Thirty years have passed since two-time Oscar winner Glenda Jackson was on Broadway, and more than 50 since she made her debut in Marat/Sade. Now—after a 22-year hiatus from acting, during which she served as a Member of Parliament—Jackson is back, this time in a revival of Edward Albee’s Pulitzer Prize–winning Three Tall Women.
A film icon for her Academy Award–winning roles in Women in Love and A Touch of Class (not to mention film buff favorites Sunday Bloody Sunday and The Music Lovers), Jackson proved that time away had not diminished her considerable powers, wowing audiences and critics alike as King Lear at the Old Vic in 2016. After attempts fell through to bring her to Broadway in a remounting of that production, producer Scott Rudin mentioned the Albee play. Jackson was immediately intrigued by the rarity of a work that provides three juicy roles for women (the other two are played by Laurie Metcalf and Alison Pill).
Read: FLIP THROUGH THE OPENING NIGHT PLAYBILL FOR THREE TALL WOMEN ON BROADWAY
“I’d never heard of the play, I didn’t know anything about it,” Jackson says over coffee. “I did Who’s Afraid of Virginia Woolf? [in Los Angeles] when Albee directed it, and we didn’t get on. He is a very, very good writer. Very good.” She pauses. “Terrible director, in my opinion.”

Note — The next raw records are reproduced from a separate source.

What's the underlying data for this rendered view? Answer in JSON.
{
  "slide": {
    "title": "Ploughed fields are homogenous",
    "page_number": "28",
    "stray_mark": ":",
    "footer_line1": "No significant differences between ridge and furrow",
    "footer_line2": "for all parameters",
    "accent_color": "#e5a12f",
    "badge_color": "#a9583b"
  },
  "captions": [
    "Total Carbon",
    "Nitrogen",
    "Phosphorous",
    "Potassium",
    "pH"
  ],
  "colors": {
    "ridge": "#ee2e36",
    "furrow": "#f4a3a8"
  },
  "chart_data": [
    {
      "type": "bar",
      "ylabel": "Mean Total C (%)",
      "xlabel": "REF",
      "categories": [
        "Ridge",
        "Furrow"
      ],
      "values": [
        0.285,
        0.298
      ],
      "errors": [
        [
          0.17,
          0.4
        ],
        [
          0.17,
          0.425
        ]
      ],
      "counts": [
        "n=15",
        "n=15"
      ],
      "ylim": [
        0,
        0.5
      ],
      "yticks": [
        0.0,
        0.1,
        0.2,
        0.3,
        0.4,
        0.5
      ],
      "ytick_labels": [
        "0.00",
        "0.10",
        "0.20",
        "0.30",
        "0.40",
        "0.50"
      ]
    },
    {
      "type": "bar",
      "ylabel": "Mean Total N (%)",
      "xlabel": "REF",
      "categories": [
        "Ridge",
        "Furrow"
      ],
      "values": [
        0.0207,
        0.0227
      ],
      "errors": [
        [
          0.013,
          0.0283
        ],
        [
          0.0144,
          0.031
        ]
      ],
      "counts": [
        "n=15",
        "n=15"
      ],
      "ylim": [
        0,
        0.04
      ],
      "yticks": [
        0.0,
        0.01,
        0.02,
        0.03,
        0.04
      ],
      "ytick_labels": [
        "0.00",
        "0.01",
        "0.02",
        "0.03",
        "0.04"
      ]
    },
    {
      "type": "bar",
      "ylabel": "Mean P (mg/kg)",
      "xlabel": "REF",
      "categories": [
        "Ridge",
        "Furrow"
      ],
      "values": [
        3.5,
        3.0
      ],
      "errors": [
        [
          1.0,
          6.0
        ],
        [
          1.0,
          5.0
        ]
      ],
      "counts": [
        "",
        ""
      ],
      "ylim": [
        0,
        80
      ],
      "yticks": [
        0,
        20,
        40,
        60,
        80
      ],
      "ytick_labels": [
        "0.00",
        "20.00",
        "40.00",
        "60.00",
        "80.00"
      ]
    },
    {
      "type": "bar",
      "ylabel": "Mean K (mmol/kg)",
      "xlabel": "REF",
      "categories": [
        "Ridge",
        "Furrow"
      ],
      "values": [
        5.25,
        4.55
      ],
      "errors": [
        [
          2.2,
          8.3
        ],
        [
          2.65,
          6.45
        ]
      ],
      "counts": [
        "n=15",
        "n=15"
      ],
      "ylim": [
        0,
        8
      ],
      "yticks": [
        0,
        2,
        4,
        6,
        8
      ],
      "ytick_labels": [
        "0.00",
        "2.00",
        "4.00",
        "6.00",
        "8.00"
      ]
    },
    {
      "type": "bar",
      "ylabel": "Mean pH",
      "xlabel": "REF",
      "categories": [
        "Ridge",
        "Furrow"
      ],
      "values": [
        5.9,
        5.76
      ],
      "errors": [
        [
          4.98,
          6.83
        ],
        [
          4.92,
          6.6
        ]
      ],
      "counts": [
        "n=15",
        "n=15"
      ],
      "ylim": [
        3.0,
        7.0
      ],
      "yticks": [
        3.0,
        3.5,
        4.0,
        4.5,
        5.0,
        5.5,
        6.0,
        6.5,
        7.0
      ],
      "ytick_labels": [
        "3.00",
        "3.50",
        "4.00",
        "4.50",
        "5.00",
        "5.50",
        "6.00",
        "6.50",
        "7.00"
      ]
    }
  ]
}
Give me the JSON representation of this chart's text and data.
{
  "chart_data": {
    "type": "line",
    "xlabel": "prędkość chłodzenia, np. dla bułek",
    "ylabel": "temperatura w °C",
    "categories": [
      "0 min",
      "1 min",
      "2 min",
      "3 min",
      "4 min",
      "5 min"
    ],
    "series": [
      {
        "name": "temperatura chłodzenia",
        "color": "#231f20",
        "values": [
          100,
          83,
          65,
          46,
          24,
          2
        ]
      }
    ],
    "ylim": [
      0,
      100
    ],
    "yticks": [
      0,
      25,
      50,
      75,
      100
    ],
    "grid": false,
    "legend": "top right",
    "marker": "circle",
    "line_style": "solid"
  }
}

This time around Jackson has a very good director indeed: Joe Mantello. And she’s spent the last year wrestling with the script, a dense, darkly funny conversation between three women about memories, aging, and self-deception in which there is virtually no onstage action and yet almost everything about the human experience is discussed and dissected. The show is a non-stop talkfest for three women who must be at the top of their game.
“I’ve sat with that script for almost a year and I haven’t had any voice to hear but my own,” Jackson says with a wry laugh, a few days before rehearsals began. “And people say to me, ‘Have you learned it? Have you learned it?’ And I said, ‘Well, I’ve learned—I hope—my lines, but I don’t know the cues, and if I don’t have the other voices I don’t know what to do.’ If you don’t have those other voices, it begins to lose its energy. I mean, you’re just looking at printed words on a page, which is dangerous.”
So does Jackson still get nervous? “Of course,” she says. “The really frightening thing is if you don’t feel frightened. If you don’t feel frightened, what the hell is the matter with you?”